So he paid attention, and tried to think about what he was saying. Maya, it turned out, was on the same afternoon panel as he. A bunch of Mars veterans on stage, speaking about their experiences, and what they thought ought to be done. Maya spoke of living on the edge, looking back; the perspective it gave one. How things appeared in their proper proportions, so that it was obvious that a stable permaculture was the most important thing society could work for now.
Someone from the audience asked if they thought the original Russian/American plan to send one hundred permanent colonists might have been, in retrospect, the best way to go.
From down the line of speakers Maya leaned forward to look at him. Apparently he was the obvious one to answer.
He leaned toward his mike.
“Anything can happen in any situation,” he said, thinking hard. “A Mars colony in the 2020s might have become . . . all that we hoped for it. But . . .”
He shook his head, not knowing how to continue. But I lost my nerve. I lost in love. I lost all hope.

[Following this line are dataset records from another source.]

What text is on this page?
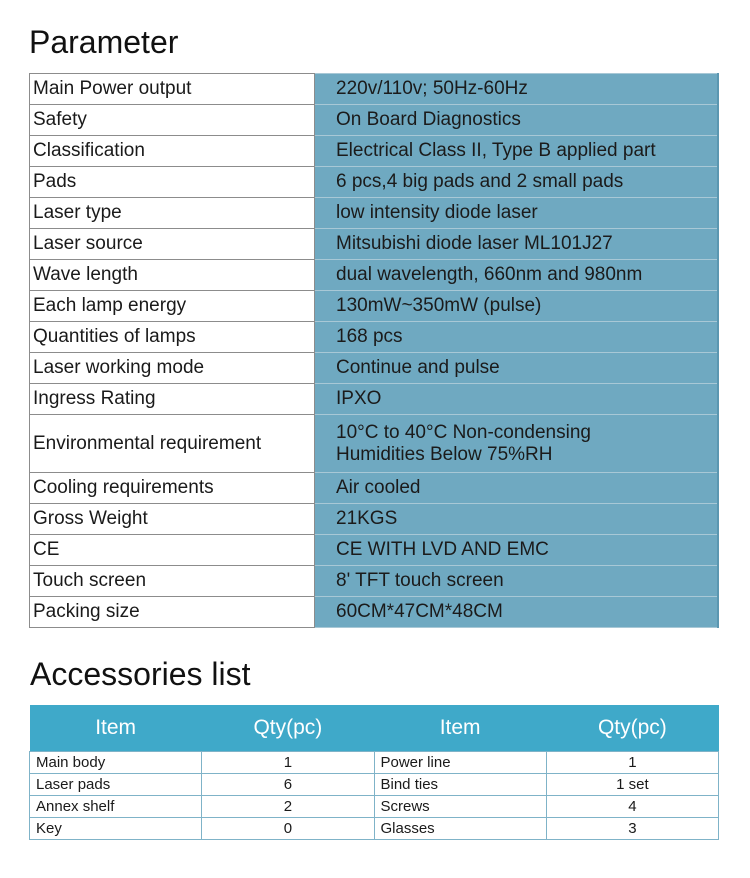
Parameter
Main Power output	220v/110v; 50Hz-60Hz
Safety	On Board Diagnostics
Classification	Electrical Class II, Type B applied part
Pads	6 pcs,4 big pads and 2 small pads
Laser type	low intensity diode laser
Laser source	Mitsubishi diode laser ML101J27
Wave length	dual wavelength, 660nm and 980nm
Each lamp energy	130mW~350mW (pulse)
Quantities of lamps	168 pcs
Laser working mode	Continue and pulse
Ingress Rating	IPXO
Environmental requirement	10°C to 40°C Non-condensing
Humidities Below 75%RH

Cooling requirements	Air cooled
Gross Weight	21KGS
CE	CE WITH LVD AND EMC
Touch screen	8' TFT touch screen
Packing size	60CM*47CM*48CM
Accessories list
Item	Qty(pc)	Item	Qty(pc)
Main body	1	Power line	1
Laser pads	6	Bind ties	1 set
Annex shelf	2	Screws	4
Key	0	Glasses	3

“But the odds were against it. Conditions would have been too hard to endure over the long haul. The hundred would have been condemned to . . .”
“Condemned to freedom,” Maya said into her mike.
Michel looked down the line at her, shocked, feeling the desperation grow in him. “Freedom, yes, but in a box. Freedom in a jail. On a rock world, without an atmosphere. Physically it would have been too hard. Life in a box is life in a prison, even if it is a prison of one's own devise. No, we would have gone mad. Many who go there come back damaged for life. They exhibit symptoms of a kind of posttraumatic stress disorder.”
“But you said anything could happen,” said the person in the audience.
“Yes, it's true. It could have developed. But who can say. What if is never a question with an answer. Looking at the evidence, I said then that it was a project in big trouble. Now we should look at the current situation. We have moved incrementally on Mars, taken things in their proper sequence. The infrastructure is now there in place to start making it an easier place to live. Perhaps now is the time for permanent settlers.”
And thankfully others took up this thread, and he was off the hook, released from their interrogation.
Except that night, over dinner, Maya watched him closely. And at one point the panel of the afternoon came up.
“I didn't know what to say,” Michel confessed.
“The past,” Maya said dismissively. She waved the whole idea of the past away with a single flick of the hand. A weight came off Michel's stomach. She did not appear to hold it against him.
They had a wonderful evening.
And the next day they walked the beaches near Nice, the little ones Michel knew from his youth, and on one Maya stripped to her underwear and ran out into the Mediterranean, an old woman with magnificent carriage, rangy shoulders, long legs—this was what science had done for them, giving them these extra years of health when by all rights they should be long dead. They should be dead and gone for decades and yet here they were, out in the sun, catching waves, vigorous and strong, not even bent by the years. In their bodies in any case. And as she staggered out of the surf, dripping, wet and sleek as a dolphin, Maya tilted back her head and laughed out loud. She made the brown young women sunning on the sand look like five-year-olds.
And that evening they ditched the conference, and Michel drove them to a restaurant he knew in Marseilles, overlooking the industrial harbor. They had a wonderful time. And arriving back at the conference hotel, late, Maya took him by the hand and pulled him along with her to her room, and they kissed like twenty-year-olds, blood turned to fire, and fell on her bed.
Michel woke just before dawn and looked at his lover's face. Sleep made even the old hawk girlish. A beauty. It was character that created beauty—intelligence, and nerve, and the power to feel deeply, to love. Courage was beauty, that was all there was to it. And so age only added to beauty in the end.
This made him happy—to see into the heart of things, to be so there, in reality, in such a gray dawn. But happier still was some feeling of relief he couldn't quite define. He considered it, watching her breathe. If she was in bed with him—had made love with him, passionately and with great good humor—then she must not bear him any grudge for advising against the Mars project, so many years before. Wasn't that right? At the time she had wanted to go, he knew that. So . . . So she must have forgiven him. The past, she had said, dismissing it all. The present was what counted to her, the moment we call now, in which anything could happen.
She woke and they got up, and went down to breakfast, and Michel felt a most curious sensation: It was as if he were walking in Martian g. His body was light, floating ever so slightly, feet just padding the floor. Walking on air! He laughed to feel such a cliché come true, right there in his own body, in this very moment. And he suddenly knew he would remember this moment for the rest of his life, no matter what happened, no matter if he lived a thousand years. Make this your last thought when you die, he told himself, and you'll be happy even then, to know that you once had such a moment. The balance will be even and more than even.